Reato ostativo: ricorso inammissibile senza prove adeguate
Un’importante ordinanza della Corte di Cassazione, la n. 37718/2024, chiarisce i requisiti per accedere a misure alternative alla detenzione in caso di condanna per un reato ostativo. La decisione sottolinea come la semplice disponibilità a svolgere attività di volontariato non sia sufficiente a superare le rigide condizioni imposte dalla normativa vigente. Approfondiamo i dettagli di questa pronuncia per comprenderne la portata e le implicazioni pratiche.
I fatti del caso
Un soggetto, condannato per un reato rientrante nel novero dei cosiddetti “ostativi”, presentava un’istanza al Tribunale di Sorveglianza per ottenere una misura alternativa alla detenzione. A sostegno della sua richiesta, allegava la disponibilità di un’organizzazione non lucrativa (Onlus) a fargli svolgere attività di volontariato.
Il Presidente del Tribunale di Sorveglianza dichiarava l’istanza inammissibile. La motivazione di tale rigetto si fondava sulla constatazione che la richiesta non era accompagnata dalle deduzioni e dalle allegazioni specifiche previste dall’art. 4-bis della legge sull’ordinamento penitenziario, come recentemente riformato. Contro questa decisione, il condannato proponeva ricorso per Cassazione.
Reato ostativo e le condizioni per i benefici
I reati ostativi sono considerati dal legislatore di particolare allarme sociale. Per questa ragione, la legge impone condizioni molto più stringenti per la concessione di benefici penitenziari. La normativa, modificata dal D.L. n. 162/2022, richiede al condannato di fornire elementi concreti e specifici che dimostrino il suo percorso di risocializzazione e il definitivo distacco dal contesto criminale.
La ratio della norma è quella di evitare che soggetti ancora legati alla criminalità organizzata possano godere di percorsi alternativi al carcere senza aver dato prova tangibile del proprio cambiamento. Pertanto, la semplice allegazione di un’attività di volontariato, sebbene lodevole, non è di per sé sufficiente a soddisfare tali rigorosi requisiti probatori.

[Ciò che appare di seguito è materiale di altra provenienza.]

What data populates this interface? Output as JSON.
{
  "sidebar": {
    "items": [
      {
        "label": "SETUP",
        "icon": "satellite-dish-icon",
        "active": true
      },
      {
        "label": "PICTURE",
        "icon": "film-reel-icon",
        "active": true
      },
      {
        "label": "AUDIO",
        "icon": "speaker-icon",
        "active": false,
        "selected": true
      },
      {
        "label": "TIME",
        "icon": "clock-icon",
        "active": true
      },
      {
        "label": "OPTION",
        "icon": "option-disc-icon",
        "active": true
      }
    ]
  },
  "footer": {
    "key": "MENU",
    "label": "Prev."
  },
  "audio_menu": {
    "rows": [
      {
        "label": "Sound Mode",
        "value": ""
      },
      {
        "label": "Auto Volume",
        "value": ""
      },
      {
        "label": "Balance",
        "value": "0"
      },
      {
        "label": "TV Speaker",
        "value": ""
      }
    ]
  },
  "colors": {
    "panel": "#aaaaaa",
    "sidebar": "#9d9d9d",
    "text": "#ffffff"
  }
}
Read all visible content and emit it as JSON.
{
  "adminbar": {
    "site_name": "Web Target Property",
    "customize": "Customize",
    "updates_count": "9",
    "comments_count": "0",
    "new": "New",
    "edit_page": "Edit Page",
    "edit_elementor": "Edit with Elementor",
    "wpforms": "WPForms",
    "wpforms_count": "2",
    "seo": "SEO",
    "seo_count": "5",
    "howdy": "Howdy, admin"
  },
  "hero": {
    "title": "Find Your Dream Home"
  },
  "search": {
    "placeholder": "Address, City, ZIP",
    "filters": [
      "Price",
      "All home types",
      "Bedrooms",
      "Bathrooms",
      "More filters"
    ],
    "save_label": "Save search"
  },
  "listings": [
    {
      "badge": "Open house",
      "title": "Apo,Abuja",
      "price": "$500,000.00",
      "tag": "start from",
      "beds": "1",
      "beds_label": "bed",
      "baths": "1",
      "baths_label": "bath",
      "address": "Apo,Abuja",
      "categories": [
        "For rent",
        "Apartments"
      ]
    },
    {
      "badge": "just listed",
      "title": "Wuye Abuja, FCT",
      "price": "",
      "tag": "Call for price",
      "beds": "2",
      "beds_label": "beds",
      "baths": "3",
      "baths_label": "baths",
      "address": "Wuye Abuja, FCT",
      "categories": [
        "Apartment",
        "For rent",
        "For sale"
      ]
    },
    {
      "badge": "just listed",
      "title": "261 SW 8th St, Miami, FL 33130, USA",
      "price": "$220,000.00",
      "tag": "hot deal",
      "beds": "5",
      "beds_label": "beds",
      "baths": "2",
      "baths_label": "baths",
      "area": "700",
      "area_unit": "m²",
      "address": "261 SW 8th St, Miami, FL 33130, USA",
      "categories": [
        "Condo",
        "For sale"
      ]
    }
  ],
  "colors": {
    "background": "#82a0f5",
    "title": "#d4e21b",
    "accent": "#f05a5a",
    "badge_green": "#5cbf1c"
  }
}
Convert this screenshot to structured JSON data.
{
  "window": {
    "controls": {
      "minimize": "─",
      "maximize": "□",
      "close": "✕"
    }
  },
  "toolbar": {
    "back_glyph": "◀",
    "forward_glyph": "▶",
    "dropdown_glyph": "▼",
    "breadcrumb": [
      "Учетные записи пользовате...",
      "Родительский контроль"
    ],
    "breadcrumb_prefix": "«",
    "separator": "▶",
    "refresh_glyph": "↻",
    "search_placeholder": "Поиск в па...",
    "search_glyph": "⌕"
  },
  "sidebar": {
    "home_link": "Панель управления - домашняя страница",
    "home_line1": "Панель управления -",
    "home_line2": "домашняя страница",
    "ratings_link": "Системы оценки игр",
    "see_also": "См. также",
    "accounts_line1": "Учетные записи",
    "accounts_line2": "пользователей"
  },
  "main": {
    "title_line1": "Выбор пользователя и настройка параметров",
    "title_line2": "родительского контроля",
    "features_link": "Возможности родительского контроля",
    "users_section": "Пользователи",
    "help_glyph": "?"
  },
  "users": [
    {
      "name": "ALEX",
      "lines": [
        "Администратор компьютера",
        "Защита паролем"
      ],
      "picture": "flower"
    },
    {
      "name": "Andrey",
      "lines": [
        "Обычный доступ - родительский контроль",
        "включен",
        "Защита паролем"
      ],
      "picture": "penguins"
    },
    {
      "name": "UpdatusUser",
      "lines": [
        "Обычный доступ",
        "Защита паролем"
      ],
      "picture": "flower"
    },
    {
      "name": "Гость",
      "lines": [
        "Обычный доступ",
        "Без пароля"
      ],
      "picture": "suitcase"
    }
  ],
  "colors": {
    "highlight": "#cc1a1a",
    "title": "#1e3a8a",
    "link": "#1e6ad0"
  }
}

Le motivazioni della Cassazione
La Suprema Corte, con l’ordinanza in esame, ha confermato integralmente la decisione del Tribunale di Sorveglianza, dichiarando il ricorso inammissibile. I giudici hanno evidenziato che l’offerta di volontariato da parte di una Onlus, pur essendo un elemento positivo, non basta a soddisfare le condizioni previste dalla legge per i condannati per reato ostativo.
La normativa vigente subordina l’ammissione a misure alternative a prove concrete che dimostrino l’assenza di collegamenti attuali con la criminalità organizzata e un effettivo percorso di revisione critica. Il ricorrente non aveva fornito alcuna deduzione o allegazione in tal senso, limitandosi a presentare un’opportunità di volontariato. Questa mancanza è stata ritenuta fatale per l’accoglimento del ricorso. Di conseguenza, la Corte ha condannato il ricorrente non solo al pagamento delle spese processuali, ma anche al versamento di una somma di tremila euro alla Cassa delle ammende, rilevando l’assenza di elementi che potessero escludere la colpa nella proposizione di un ricorso palesemente infondato.
Le conclusioni
Questa pronuncia ribadisce il rigore con cui la giurisprudenza interpreta la normativa sui reati ostativi. Per i condannati per tali delitti, la strada verso le misure alternative alla detenzione richiede un onere probatorio aggravato. Non è sufficiente manifestare buone intenzioni o presentare generiche opportunità di reinserimento, come un’attività di volontariato. È necessario, invece, fornire al giudice di sorveglianza elementi di prova specifici e dettagliati che dimostrino in modo inequivocabile il compimento di un percorso di ravvedimento e l’assenza di qualsiasi legame con l’ambiente criminale di provenienza. La decisione serve da monito: le istanze prive di un solido supporto probatorio sono destinate all’inammissibilità, con conseguenze economiche per il proponente.
Cosa si intende per reato ostativo?
È un reato considerato di particolare gravità per il quale la legge limita fortemente la possibilità di accedere a benefici penitenziari, come le misure alternative alla detenzione, a meno che non si dimostrino specifiche condizioni.
Perché il ricorso è stato dichiarato inammissibile?
Il ricorso è stato dichiarato inammissibile perché la richiesta di misura alternativa non era supportata dalle deduzioni e allegazioni probatorie richieste dalla legge per i condannati per reati ostativi. La sola disponibilità a svolgere volontariato è stata ritenuta insufficiente.
Quali sono state le conseguenze per il ricorrente?
Oltre alla dichiarazione di inammissibilità del ricorso, il ricorrente è stato condannato al pagamento delle spese processuali e al versamento di una somma di tremila euro in favore della Cassa delle ammende.